I think snobbery is its own best punishment, because it walls the afflicted snob off from the very things that could improve his life by curing his affliction. Instant karma.
For that reason, I merely chuckle when the likes of Harold Bloom and A.S. Byatt look down from Parnassus and heave lightning bolts at the Harry Potter novels because — well, why exactly do they want to get all Voldemort on Harry? When Byatt sniffs that J.K. Rowling’s sprawling creation “has no room for the numinous,” I think she’s speaking from a viewpoint so personal and idiosyncratic that it leaves room only for snobs with exactly the same preoccupations as A.S. Byatt — a very small room indeed.It doesn’t qualify as criticism because Byatt certainly hasn’t bothered to come to grips with the shrewdness of J.K. Rowling’s method, which is to treat the education of young witches and wizards in prosaic terms — Tom Brown’s School Days with magic wands. The effect, paradoxically, is to reinforce the fantasy element.
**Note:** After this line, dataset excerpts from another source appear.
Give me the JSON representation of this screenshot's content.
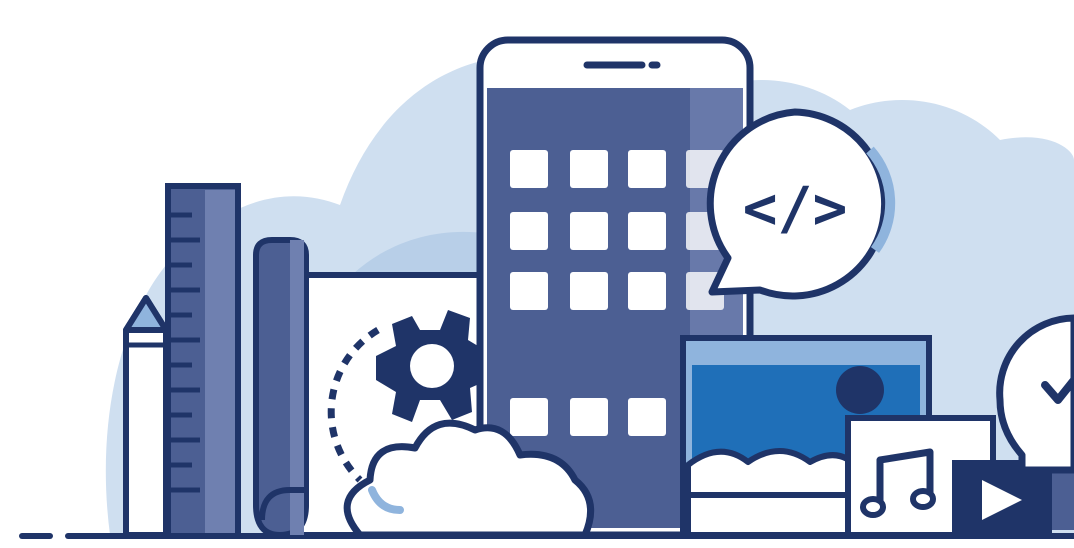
{
  "speech_bubble": {
    "code_symbol": "</>"
  },
  "colors": {
    "outline": "#1f3468",
    "navy": "#2d3f7c",
    "phone_screen": "#4c5f93",
    "cloud_bg": "#cfdff0",
    "cloud_bg_dark": "#a9c5e3",
    "light_blue": "#8fb4dd",
    "photo_blue": "#1f6fb8",
    "white": "#ffffff"
  },
  "icons": [
    "pencil-icon",
    "ruler-icon",
    "blueprint-scroll-icon",
    "gear-icon",
    "smartphone-icon",
    "code-speech-bubble-icon",
    "cloud-icon",
    "image-frame-icon",
    "music-note-icon",
    "play-button-icon",
    "lightbulb-check-icon"
  ]
}
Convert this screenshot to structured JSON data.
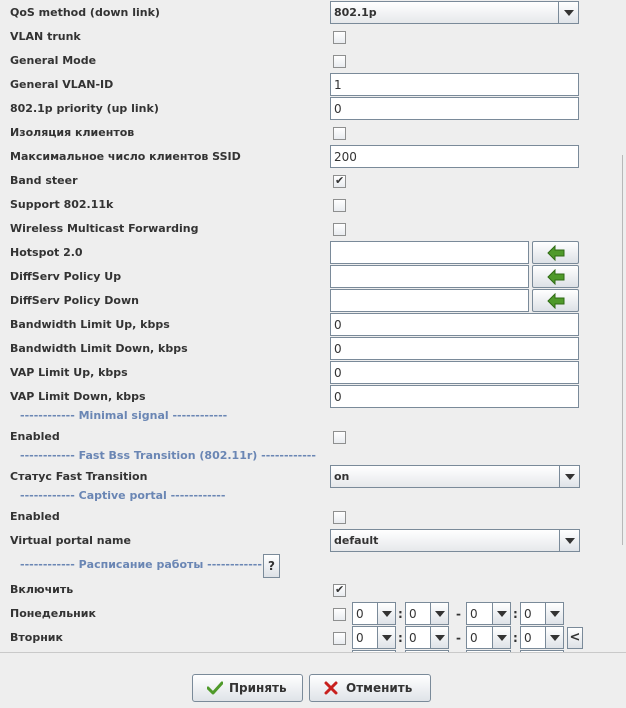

That’s why the Harry Potter movies, even the better ones, run so far behind the books — the oh-the-wonder-of-it-all music and the big money effects shots undermine the core strengths of Rowling’s storytelling.
When the Blooms of the world sneer that there are so many other better books for all those children to be reading, I can’t help thinking that it’s utterly pointless to argue that reading Five Children and It is somehow more improving for kids than poring over Harry Potter and the Prisoner of Azkaban. My world is big enough for both E. Nesbit and J.K. Rowling, and if that’s not the case for Bloom, it’s his problem.
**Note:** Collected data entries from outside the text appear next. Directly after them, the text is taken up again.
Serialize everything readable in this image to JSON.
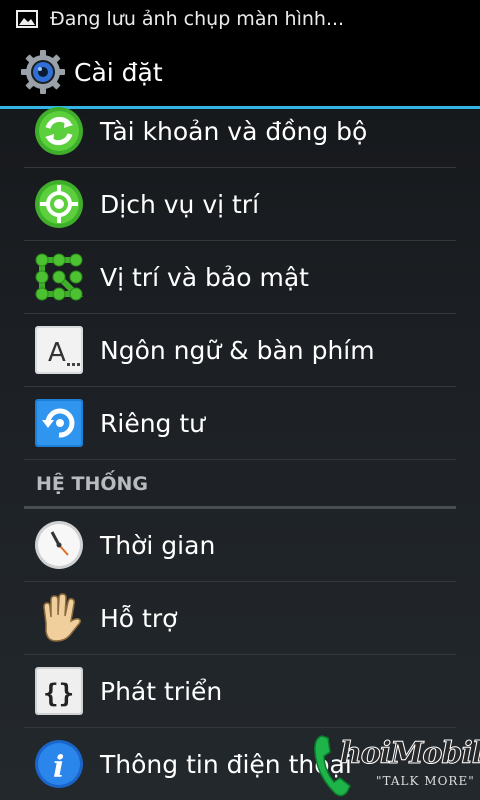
{
  "status_bar": {
    "notification_text": "Đang lưu ảnh chụp màn hình..."
  },
  "action_bar": {
    "title": "Cài đặt",
    "accent_color": "#33b5e5"
  },
  "items": [
    {
      "label": "Tài khoản và đồng bộ",
      "icon": "sync-icon"
    },
    {
      "label": "Dịch vụ vị trí",
      "icon": "location-target-icon"
    },
    {
      "label": "Vị trí và bảo mật",
      "icon": "pattern-lock-icon"
    },
    {
      "label": "Ngôn ngữ & bàn phím",
      "icon": "keyboard-language-icon"
    },
    {
      "label": "Riêng tư",
      "icon": "backup-restore-icon"
    }
  ],
  "section_header": "HỆ THỐNG",
  "system_items": [
    {
      "label": "Thời gian",
      "icon": "clock-icon"
    },
    {
      "label": "Hỗ trợ",
      "icon": "hand-icon"
    },
    {
      "label": "Phát triển",
      "icon": "braces-icon"
    },
    {
      "label": "Thông tin điện thoại",
      "icon": "info-icon"
    }
  ],
  "watermark": {
    "brand": "hoiMobile",
    "tagline": "\"TALK MORE\""
  }
}
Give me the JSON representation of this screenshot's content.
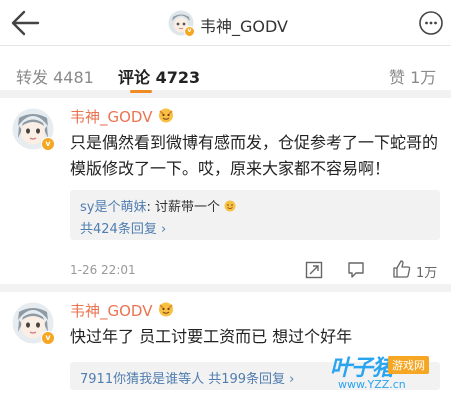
{
  "header": {
    "title": "韦神_GODV",
    "back_icon": "arrow-left-icon",
    "more_icon": "more-dots-icon"
  },
  "tabs": {
    "repost": {
      "label": "转发",
      "count": "4481"
    },
    "comment": {
      "label": "评论",
      "count": "4723"
    },
    "like": {
      "label": "赞",
      "count": "1万"
    }
  },
  "comments": [
    {
      "username": "韦神_GODV",
      "content": "只是偶然看到微博有感而发，仓促参考了一下蛇哥的模版修改了一下。哎，原来大家都不容易啊！",
      "reply": {
        "name": "sy是个萌妹",
        "text": ": 讨薪带一个",
        "more": "共424条回复 ›"
      },
      "time": "1-26 22:01",
      "likes": "1万"
    },
    {
      "username": "韦神_GODV",
      "content": "快过年了 员工讨要工资而已 想过个好年",
      "reply": {
        "text": "7911你猜我是谁等人  共199条回复 ›"
      }
    }
  ],
  "watermark": {
    "brand": "叶子猪",
    "tag": "游戏网",
    "url": "www.YZZ.cn"
  },
  "colors": {
    "accent": "#eb7350",
    "link": "#507daf",
    "tab_indicator": "#f08a24",
    "verified_badge": "#f5a623"
  }
}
We all start somewhere. We fixate on certain books and stories because they give us something we didn’t know we needed until we encountered them — something we often can’t articulate even to ourselves. I knew Henry Huggins and Pippi Longstocking before I met Alice or Milo, but the meeting did come about. If my kids follow that path, great. If they don’t, then the larger concerns underlying Rolwing’s hocus pocus — friendship, loyalty, morality, the nature of power, kindness — are still solid enough to make me happy they’re spending time with Harry.
Michael Berube, whose world appears at least a bit roomier than Bloom’s, talks about some of these things in his (PDF!) essay “Harry Potter and the Power of Narrative,” and his insights are given that much more oomph by the fact that he’s raising a boy with Down syndrome, a boy whose own world has been made considerably larger by immersing himself in the doings at Hogwarts. It’s a charming and touching article that will repay your attention.
Of course, if you’re interested enough in the subject to have read this far through my rambling blog post, then Berube’s lessons may seem old hat. I just hope that Berube’s academic credentials will lead some of his colleagues to read the piece — they’re in need of the instruction.